On Tuesday, the super-tanker, carrying $100m of oil, was anchored off the Somali piracy hub port of Haradhere.
"We are not in the area," the spokesperson said. "This happened thousands of miles away from the place where the Nato operation is supposed to take place."
According to the US navy, the tanker - which is as big as three soccer fields - is the largest ship ever seized by pirates and the hijacking was the farthest out to sea Somali bandits have attacked a vessel.
Experts say the attack shows few ships are safe sailing the Indian Ocean.

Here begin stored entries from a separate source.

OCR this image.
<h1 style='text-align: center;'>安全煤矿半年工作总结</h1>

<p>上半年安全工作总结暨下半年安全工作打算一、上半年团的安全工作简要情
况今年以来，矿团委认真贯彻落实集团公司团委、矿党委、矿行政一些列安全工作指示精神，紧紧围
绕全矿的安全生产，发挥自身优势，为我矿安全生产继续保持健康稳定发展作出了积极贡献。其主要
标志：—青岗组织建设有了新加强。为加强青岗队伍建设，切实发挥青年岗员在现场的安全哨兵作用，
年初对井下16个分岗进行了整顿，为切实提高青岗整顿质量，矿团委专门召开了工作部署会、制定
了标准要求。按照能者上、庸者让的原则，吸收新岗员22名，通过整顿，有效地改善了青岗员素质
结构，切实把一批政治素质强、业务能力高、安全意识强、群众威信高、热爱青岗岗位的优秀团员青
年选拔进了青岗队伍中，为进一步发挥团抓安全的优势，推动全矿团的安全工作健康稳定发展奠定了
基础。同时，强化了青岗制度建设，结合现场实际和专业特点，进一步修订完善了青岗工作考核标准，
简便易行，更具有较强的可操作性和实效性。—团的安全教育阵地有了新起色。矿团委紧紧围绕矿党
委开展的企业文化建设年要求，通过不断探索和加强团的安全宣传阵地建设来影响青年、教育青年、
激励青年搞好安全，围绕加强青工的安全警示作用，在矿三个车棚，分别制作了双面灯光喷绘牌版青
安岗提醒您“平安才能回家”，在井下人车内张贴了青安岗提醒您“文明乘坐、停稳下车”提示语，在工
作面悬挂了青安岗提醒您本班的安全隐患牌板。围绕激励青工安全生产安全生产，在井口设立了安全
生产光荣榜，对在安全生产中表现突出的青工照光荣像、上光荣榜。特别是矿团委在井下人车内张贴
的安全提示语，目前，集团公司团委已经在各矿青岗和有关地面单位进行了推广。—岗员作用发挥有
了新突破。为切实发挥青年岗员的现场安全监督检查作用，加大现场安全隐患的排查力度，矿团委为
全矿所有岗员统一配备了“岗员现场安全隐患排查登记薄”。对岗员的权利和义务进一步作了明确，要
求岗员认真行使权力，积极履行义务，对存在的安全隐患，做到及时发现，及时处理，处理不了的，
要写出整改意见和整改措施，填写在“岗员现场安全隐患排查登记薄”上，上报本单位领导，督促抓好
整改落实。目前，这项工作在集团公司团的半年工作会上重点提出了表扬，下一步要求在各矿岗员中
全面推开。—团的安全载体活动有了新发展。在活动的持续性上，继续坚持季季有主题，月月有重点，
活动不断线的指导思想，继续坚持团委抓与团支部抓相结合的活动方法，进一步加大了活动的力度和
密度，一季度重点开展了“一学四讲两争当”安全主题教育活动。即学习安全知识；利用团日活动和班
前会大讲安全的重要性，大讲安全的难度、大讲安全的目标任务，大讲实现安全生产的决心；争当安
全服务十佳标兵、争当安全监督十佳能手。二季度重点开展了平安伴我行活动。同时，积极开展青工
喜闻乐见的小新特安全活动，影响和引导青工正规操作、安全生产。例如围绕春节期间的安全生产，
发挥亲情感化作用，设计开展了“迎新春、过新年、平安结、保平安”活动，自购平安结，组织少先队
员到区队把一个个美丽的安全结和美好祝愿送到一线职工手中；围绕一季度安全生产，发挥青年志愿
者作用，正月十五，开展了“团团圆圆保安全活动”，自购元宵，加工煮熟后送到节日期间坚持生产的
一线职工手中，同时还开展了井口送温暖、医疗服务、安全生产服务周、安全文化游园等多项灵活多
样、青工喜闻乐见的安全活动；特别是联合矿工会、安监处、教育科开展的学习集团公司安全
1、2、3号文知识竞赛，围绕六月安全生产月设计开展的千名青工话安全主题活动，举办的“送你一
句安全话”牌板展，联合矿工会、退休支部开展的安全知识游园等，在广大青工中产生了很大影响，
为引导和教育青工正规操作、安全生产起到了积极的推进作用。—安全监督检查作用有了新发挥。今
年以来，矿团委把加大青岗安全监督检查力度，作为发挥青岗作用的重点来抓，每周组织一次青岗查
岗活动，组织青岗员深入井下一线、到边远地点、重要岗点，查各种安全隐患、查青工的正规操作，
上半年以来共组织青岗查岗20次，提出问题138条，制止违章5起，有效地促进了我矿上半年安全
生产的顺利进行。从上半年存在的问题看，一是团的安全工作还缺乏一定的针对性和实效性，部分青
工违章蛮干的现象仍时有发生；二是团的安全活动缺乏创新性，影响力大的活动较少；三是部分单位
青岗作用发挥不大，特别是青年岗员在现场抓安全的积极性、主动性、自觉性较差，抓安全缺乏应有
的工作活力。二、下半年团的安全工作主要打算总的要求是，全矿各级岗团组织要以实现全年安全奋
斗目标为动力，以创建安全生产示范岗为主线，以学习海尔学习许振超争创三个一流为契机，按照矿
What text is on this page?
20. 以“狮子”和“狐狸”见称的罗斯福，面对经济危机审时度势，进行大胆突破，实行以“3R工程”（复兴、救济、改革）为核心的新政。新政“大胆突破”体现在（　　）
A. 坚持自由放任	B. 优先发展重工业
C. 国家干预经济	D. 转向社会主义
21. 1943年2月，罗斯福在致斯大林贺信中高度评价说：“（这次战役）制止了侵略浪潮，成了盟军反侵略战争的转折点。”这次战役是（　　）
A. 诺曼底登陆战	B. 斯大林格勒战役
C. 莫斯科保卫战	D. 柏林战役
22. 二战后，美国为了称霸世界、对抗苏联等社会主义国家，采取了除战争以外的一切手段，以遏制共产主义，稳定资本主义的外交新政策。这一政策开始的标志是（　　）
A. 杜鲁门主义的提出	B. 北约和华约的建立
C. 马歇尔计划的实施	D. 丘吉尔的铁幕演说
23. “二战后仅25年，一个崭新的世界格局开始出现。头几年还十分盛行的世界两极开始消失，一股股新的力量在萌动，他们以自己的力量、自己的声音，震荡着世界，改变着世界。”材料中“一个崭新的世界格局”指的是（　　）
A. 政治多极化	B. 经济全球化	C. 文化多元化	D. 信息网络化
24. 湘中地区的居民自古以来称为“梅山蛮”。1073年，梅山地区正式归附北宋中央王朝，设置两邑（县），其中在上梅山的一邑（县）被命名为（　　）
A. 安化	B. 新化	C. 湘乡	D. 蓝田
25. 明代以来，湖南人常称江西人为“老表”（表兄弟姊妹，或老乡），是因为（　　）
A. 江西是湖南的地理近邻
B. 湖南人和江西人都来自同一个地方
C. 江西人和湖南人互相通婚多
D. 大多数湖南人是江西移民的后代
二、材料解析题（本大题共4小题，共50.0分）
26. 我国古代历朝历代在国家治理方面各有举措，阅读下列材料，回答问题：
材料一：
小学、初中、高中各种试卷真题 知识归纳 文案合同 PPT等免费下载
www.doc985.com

Appathurai noted that Nato had escorted about 7 000 tons of humanitarian aid to Somalia since its operation began this month, and cited the UN World Food Programme as saying that no pirate attacks had hit its ships since.
The WFP ships 30 000 to 35 000 tons of aid into Somalia each month.
Pirates are well organised in the area where Somalia's northeastern tip juts into the Indian Ocean, preying on a key maritime route leading to the Suez Canal through which an estimated 30% of the world's oil transits.
They operate high-powered speedboats and are heavily armed, sometimes holding ships for weeks until they are released for large ransoms paid by governments or owners.
The International Maritime Bureau has reported that at least 92 ships have been attacked off Somalia since January, of which 36 were hijacked. Of those, 14 vessels and more than 268 crew were still in the hands of pirates.